# Use the method of "undetermined coefficients" to solve the 2nd ODE y''-2y'=12e^(2x)-8e^(-2x)?

Dec 29, 2017

$y \left(x\right) = A + B {e}^{2 x} + 6 x {e}^{2 x} - {e}^{- 2 x}$

#### Explanation:

We have:

$y ' ' - 2 y ' = 12 {e}^{2 x} - 8 {e}^{- 2 x}$

This is a second order linear non-Homogeneous Differentiation Equation.
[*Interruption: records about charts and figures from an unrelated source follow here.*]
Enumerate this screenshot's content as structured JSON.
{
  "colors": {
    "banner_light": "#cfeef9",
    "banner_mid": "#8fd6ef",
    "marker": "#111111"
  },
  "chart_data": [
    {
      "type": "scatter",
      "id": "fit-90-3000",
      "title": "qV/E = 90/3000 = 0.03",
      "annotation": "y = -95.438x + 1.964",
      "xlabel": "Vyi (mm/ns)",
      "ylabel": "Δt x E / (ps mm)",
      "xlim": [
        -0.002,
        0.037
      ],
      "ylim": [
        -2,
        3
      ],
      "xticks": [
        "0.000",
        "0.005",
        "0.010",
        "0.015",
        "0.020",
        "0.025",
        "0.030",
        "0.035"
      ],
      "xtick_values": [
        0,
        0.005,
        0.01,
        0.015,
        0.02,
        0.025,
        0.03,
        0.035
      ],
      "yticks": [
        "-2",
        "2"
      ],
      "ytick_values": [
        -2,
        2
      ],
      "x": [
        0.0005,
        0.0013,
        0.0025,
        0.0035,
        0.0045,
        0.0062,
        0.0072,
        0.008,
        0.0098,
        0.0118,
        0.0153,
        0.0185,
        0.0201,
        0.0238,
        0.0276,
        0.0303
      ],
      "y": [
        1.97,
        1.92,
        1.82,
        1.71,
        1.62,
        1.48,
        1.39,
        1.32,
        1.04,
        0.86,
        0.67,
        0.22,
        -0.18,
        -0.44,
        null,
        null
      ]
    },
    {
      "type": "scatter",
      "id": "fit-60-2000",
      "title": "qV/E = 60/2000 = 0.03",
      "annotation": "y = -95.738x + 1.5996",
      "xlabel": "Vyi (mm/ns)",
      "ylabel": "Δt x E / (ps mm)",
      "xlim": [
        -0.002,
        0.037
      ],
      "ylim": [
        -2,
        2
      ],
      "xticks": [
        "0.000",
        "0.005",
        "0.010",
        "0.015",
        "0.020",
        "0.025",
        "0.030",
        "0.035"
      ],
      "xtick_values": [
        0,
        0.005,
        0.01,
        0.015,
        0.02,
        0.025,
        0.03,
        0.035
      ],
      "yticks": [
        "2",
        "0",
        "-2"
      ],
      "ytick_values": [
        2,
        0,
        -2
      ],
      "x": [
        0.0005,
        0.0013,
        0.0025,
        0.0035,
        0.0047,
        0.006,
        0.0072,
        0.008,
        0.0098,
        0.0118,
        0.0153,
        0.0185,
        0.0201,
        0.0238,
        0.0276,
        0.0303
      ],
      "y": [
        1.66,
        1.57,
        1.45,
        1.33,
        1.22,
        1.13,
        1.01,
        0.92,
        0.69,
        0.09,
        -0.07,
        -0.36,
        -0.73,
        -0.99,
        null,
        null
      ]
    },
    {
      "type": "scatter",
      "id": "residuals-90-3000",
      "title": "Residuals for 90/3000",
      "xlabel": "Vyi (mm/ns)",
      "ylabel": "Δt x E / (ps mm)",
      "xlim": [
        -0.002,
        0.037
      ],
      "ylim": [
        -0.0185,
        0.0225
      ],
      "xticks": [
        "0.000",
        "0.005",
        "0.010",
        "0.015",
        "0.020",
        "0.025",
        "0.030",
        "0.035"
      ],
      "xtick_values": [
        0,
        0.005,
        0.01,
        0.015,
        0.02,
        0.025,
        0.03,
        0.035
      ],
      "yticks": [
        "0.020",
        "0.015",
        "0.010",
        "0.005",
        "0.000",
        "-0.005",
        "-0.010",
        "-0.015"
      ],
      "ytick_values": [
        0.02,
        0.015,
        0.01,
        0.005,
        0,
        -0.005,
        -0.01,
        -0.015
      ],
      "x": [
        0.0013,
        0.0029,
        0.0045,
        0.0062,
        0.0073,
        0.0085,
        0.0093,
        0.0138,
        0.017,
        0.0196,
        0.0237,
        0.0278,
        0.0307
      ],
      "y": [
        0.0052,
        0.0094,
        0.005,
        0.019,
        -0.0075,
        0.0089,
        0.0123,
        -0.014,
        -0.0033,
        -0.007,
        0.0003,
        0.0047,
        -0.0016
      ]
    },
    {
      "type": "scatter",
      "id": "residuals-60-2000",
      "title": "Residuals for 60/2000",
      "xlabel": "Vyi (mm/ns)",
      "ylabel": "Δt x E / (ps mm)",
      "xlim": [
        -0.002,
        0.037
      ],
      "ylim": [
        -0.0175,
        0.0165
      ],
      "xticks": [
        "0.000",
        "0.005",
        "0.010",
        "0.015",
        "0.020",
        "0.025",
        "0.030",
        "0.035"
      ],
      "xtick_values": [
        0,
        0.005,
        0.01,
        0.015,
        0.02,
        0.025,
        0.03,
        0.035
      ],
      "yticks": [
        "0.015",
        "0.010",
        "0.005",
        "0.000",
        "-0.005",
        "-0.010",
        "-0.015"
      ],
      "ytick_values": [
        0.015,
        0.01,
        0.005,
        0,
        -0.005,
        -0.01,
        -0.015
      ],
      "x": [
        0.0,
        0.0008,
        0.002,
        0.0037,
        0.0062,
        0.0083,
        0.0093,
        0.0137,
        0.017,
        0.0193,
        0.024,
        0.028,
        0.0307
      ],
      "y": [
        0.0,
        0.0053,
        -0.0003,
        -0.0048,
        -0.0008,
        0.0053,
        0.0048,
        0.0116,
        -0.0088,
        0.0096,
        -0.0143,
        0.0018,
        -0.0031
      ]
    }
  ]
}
The standard approach is to find a solution, ${y}_{c}$ of the homogeneous equation by looking at the Auxiliary Equation, which is the quadratic equation with the coefficients of the derivatives, and then finding an independent particular solution, ${y}_{p}$ of the non-homogeneous equation.

Complementary Function

The homogeneous equation associated with [A] is

$y ' ' - 2 y ' = 0$

And it's associated Auxiliary equation is:

${m}^{2} - 2 m = 0$
$m \left(m - 2\right) = 0$

Which has distinct real root $m = 0$ and $m = 2$

Thus the solution of the homogeneous equation is:

${y}_{c} = A {e}^{0 x} + B {e}^{2 x}$
$\setminus \setminus \setminus = A + B {e}^{2 x}$

Particular Solution

With this particular equation [A], dur to the fact that ${e}^{2 x}$ is already part of the CF then a probable solution is of the form:

$y = a x {e}^{2 x} + b {e}^{- 2 x}$

Where $a , b$ are constant coefficients to be determined. Let us assume the above solution works, in which case be differentiating wrt $x$ we have:

$y ' \setminus \setminus = 2 a x {e}^{2 x} + a {e}^{2 x} - 2 b {e}^{- 2 x}$
$\setminus \setminus \setminus \setminus \setminus = \left(2 a x + a\right) {e}^{2 x} - 2 b {e}^{- 2 x}$

$y ' ' = 2 \left(2 a x + a\right) {e}^{2 x} + \left(2 a\right) {e}^{2 x} + 4 b {e}^{- 2 x}$
$\setminus \setminus \setminus \setminus \setminus = \left(4 a x + 4 a\right) {e}^{2 x} + 4 b {e}^{- 2 x}$

Substituting into the initial Differential Equation $\left[A\right]$ we get:

$\left\{\left(4 a x + 4 a\right) {e}^{2 x} + 4 b {e}^{- 2 x}\right\} - 2 \left\{\left(2 a x + a\right) {e}^{2 x} - 2 b {e}^{- 2 x}\right\} = 12 {e}^{2 x} - 8 {e}^{- 2 x}$

$\therefore 4 a x {e}^{2 x} + 4 a {e}^{2 x} + 4 b {e}^{- 2 x} - 4 a x {e}^{2 x} - 2 a {e}^{2 x} + 4 b {e}^{- 2 x} = 12 {e}^{2 x} - 8 {e}^{- 2 x}$

$\therefore 4 a {e}^{2 x} + 4 b {e}^{- 2 x} - 2 a {e}^{2 x} + 4 b {e}^{- 2 x} = 12 {e}^{2 x} - 8 {e}^{- 2 x}$

Equating coefficients of ${e}^{2 x}$ and ${e}^{- 2 x}$ we get:

${e}^{2 x} \setminus \setminus \setminus : 4 a - 2 a = 12 \implies a = 6$
${e}^{- 2 x} : 4 b + 4 b = - 8 \implies b = - 1$

And so we form the Particular solution:

${y}_{p} = 6 x {e}^{2 x} - {e}^{- 2 x}$

General Solution

Which then leads to the GS of [A}

$y \left(x\right) = {y}_{c} + {y}_{p}$
$\setminus \setminus \setminus \setminus \setminus \setminus \setminus = A + B {e}^{2 x} + 6 x {e}^{2 x} - {e}^{- 2 x}$